Proportions of a treatment arm are made up of individuals. And without observing multiple periods of exposure, we can’t (with certain exceptions- Is this patient a “responder”? Essential clinical considerations) infer that any particular trial patient “benefitted” from treatment. As noted previously in this thread, “change from baseline” in a patient following a single period of treatment exposure does NOT necessarily reflect a “benefit” from treatment, since many factors can contribute to change from baseline in diseases with fluctuating natural histories. And if we can’t infer that a given patient’s change from baseline, within a treatment arm, represents a causal effect of the exposure, it follows that we also can’t infer that a change from baseline of any particular magnitude represented a causal effect of the exposure. It then follows that we can’t validly infer what “proportion” of patients within an RCT treatment arm achieved various degrees of benefit (?)

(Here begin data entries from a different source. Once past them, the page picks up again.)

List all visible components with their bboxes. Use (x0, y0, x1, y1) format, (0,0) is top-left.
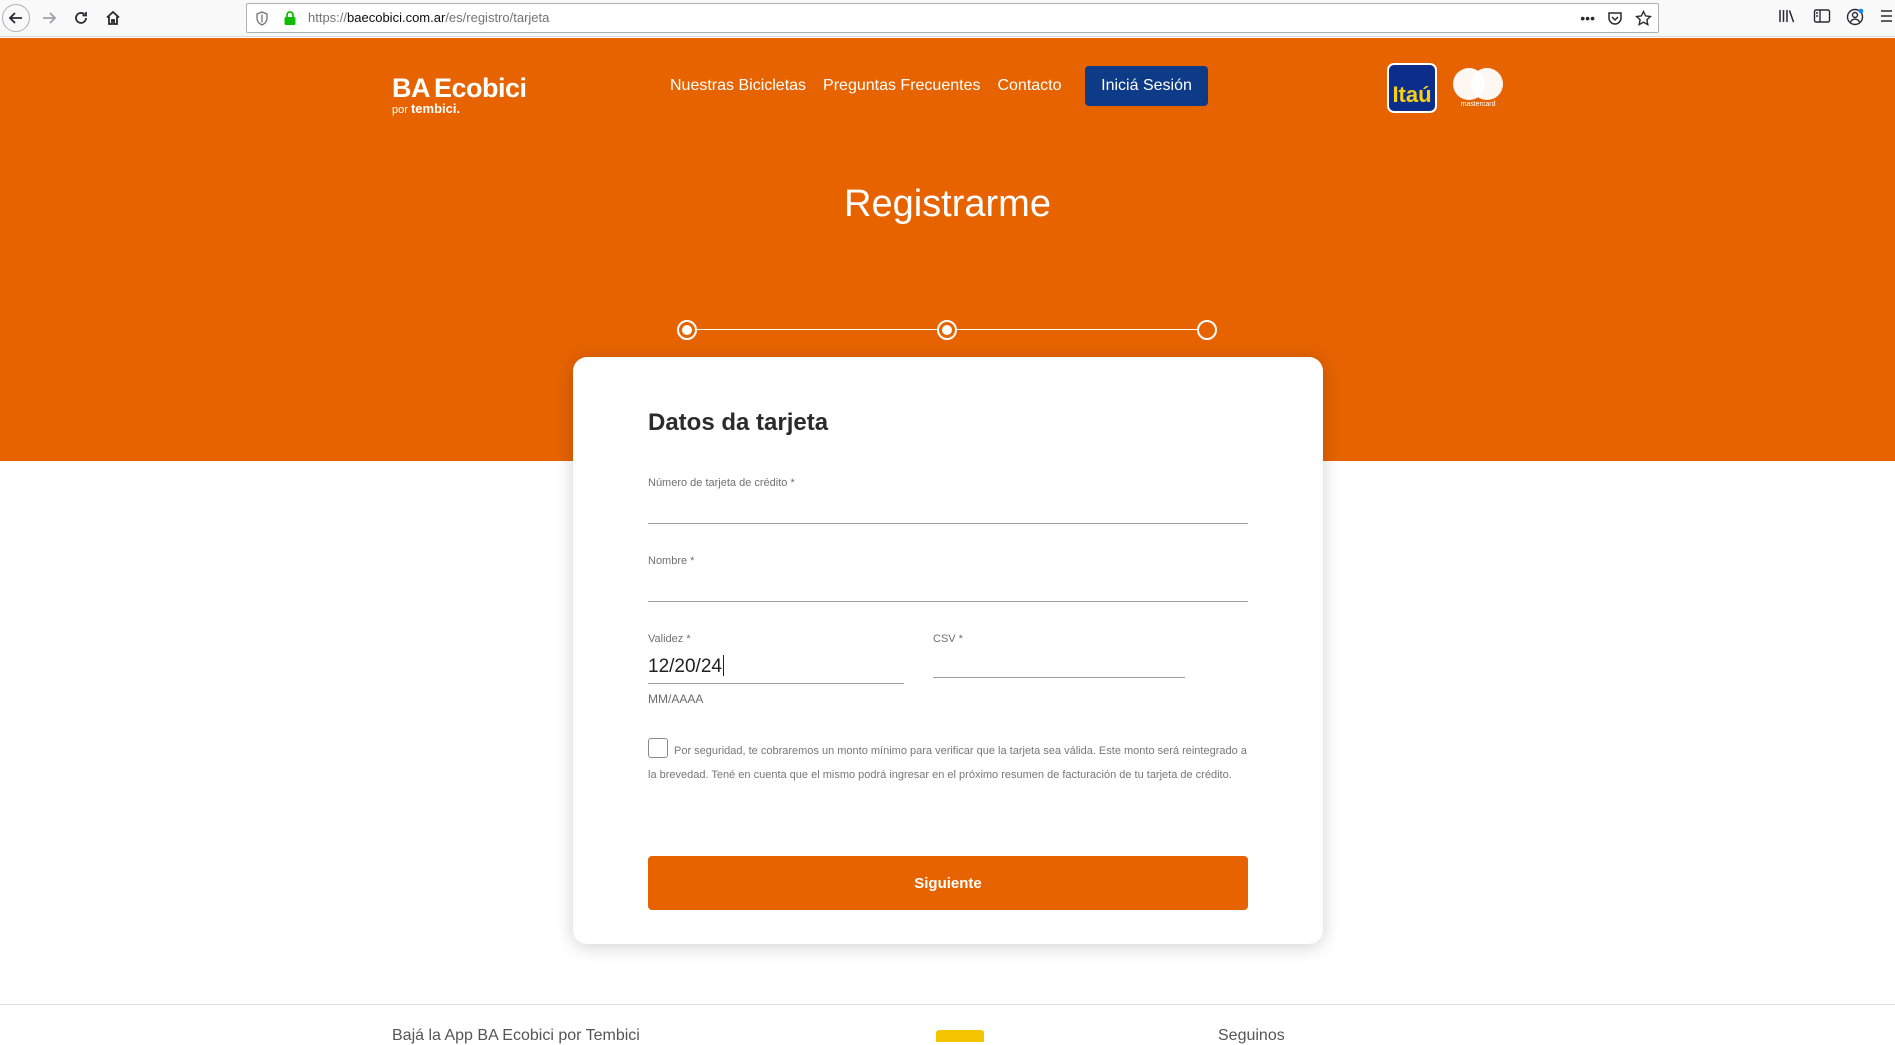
bookmark-star-icon[interactable] (1635, 9, 1652, 27)
library-icon[interactable] (1778, 8, 1796, 24)
itau-logo[interactable]: Itaú (1387, 63, 1437, 113)
lock-icon[interactable] (283, 10, 297, 26)
ba-ecobici-logo[interactable]: BA Ecobici por tembici. (392, 73, 527, 116)
expiry-field: Validez * 12/20/24 MM/AAAA (648, 633, 904, 715)
card-number-input[interactable] (648, 493, 1248, 521)
expiry-input[interactable]: 12/20/24 (648, 655, 904, 681)
nav-link-contacto[interactable]: Contacto (997, 77, 1061, 95)
name-underline (648, 601, 1248, 602)
pocket-icon[interactable] (1607, 10, 1623, 26)
arrow-right-icon (43, 12, 57, 24)
expiry-label: Validez * (648, 633, 691, 645)
url-text[interactable]: https://baecobici.com.ar/es/registro/tar… (308, 10, 549, 25)
arrow-left-icon (8, 12, 22, 24)
name-input[interactable] (648, 571, 1248, 599)
step-3-indicator (1197, 320, 1217, 340)
logo-brand: tembici. (410, 101, 461, 116)
menu-icon[interactable] (1880, 8, 1892, 24)
step-connector-2 (957, 329, 1197, 330)
step-2-indicator (937, 320, 957, 340)
mastercard-right-circle (1471, 68, 1503, 100)
reload-icon (75, 12, 87, 24)
text-caret (722, 655, 724, 676)
logo-by: por (392, 104, 408, 116)
main-nav: Nuestras Bicicletas Preguntas Frecuentes… (670, 77, 1062, 95)
nav-link-bicicletas[interactable]: Nuestras Bicicletas (670, 77, 806, 95)
name-field: Nombre * (648, 555, 1248, 603)
card-details-form: Datos da tarjeta Número de tarjeta de cr… (573, 357, 1323, 944)
mastercard-wordmark: mastercard (1460, 101, 1496, 108)
next-button[interactable]: Siguiente (648, 856, 1248, 910)
csv-input[interactable] (933, 649, 1185, 675)
reload-button[interactable] (67, 4, 95, 32)
name-label: Nombre * (648, 555, 695, 567)
card-number-underline (648, 523, 1248, 524)
step-connector-1 (697, 329, 937, 330)
csv-label: CSV * (933, 633, 963, 645)
card-number-label: Número de tarjeta de crédito * (648, 477, 795, 489)
csv-field: CSV * (933, 633, 1185, 683)
url-host: baecobici.com.ar (347, 10, 446, 25)
footer-divider (0, 1004, 1895, 1005)
verification-disclaimer: Por seguridad, te cobraremos un monto mí… (648, 745, 1247, 781)
nav-link-preguntas[interactable]: Preguntas Frecuentes (823, 77, 980, 95)
form-title: Datos da tarjeta (648, 409, 829, 436)
url-scheme: https:// (308, 10, 348, 25)
page-title: Registrarme (844, 183, 1051, 225)
mastercard-logo[interactable]: mastercard (1451, 68, 1505, 110)
url-path: /es/registro/tarjeta (445, 10, 550, 25)
footer-follow-text: Seguinos (1218, 1027, 1285, 1044)
footer-ba-logo (936, 1030, 984, 1042)
login-button[interactable]: Iniciá Sesión (1085, 66, 1208, 106)
footer-app-download-text: Bajá la App BA Ecobici por Tembici (392, 1027, 640, 1044)
logo-ba: BA (392, 73, 431, 103)
expiry-format-hint: MM/AAAA (648, 692, 704, 706)
step-1-indicator (677, 320, 697, 340)
progress-stepper (677, 320, 1217, 340)
expiry-value: 12/20/24 (648, 656, 722, 677)
csv-underline (933, 677, 1185, 678)
forward-button[interactable] (35, 4, 63, 32)
account-icon[interactable] (1846, 8, 1864, 26)
address-bar[interactable]: https://baecobici.com.ar/es/registro/tar… (246, 3, 1659, 33)
home-icon (106, 10, 120, 25)
logo-name: Ecobici (434, 73, 527, 103)
expiry-underline (648, 683, 904, 684)
card-number-field: Número de tarjeta de crédito * (648, 477, 1248, 525)
browser-toolbar: https://baecobici.com.ar/es/registro/tar… (0, 0, 1895, 37)
back-button[interactable] (2, 4, 30, 32)
sidebar-icon[interactable] (1813, 8, 1831, 24)
home-button[interactable] (99, 4, 127, 32)
shield-icon[interactable] (255, 11, 269, 26)
page-actions-menu-icon[interactable]: ••• (1580, 8, 1595, 28)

There must be some way to express these ideas in the language of causal inference epidemiology (?) If so, could such a presentation be made understandable to a lay audience (?)

  1. Guyatt GH, Juniper EF, Walter SD, Griffith LE, Goldstein RS. Interpreting treatment effects in randomised trials. BMJ. 1998 Feb 28;316(7132):690-3. doi: 10.1136/bmj.316.7132.690. PMID: 9522799; PMCID: PMC1112685.
  2. Senn S. Applying results of randomised trials to patients. N of 1 trials are needed. BMJ. 1998 Aug 22;317(7157):537-8. PMID: 9712612; PMCID: PMC1113763.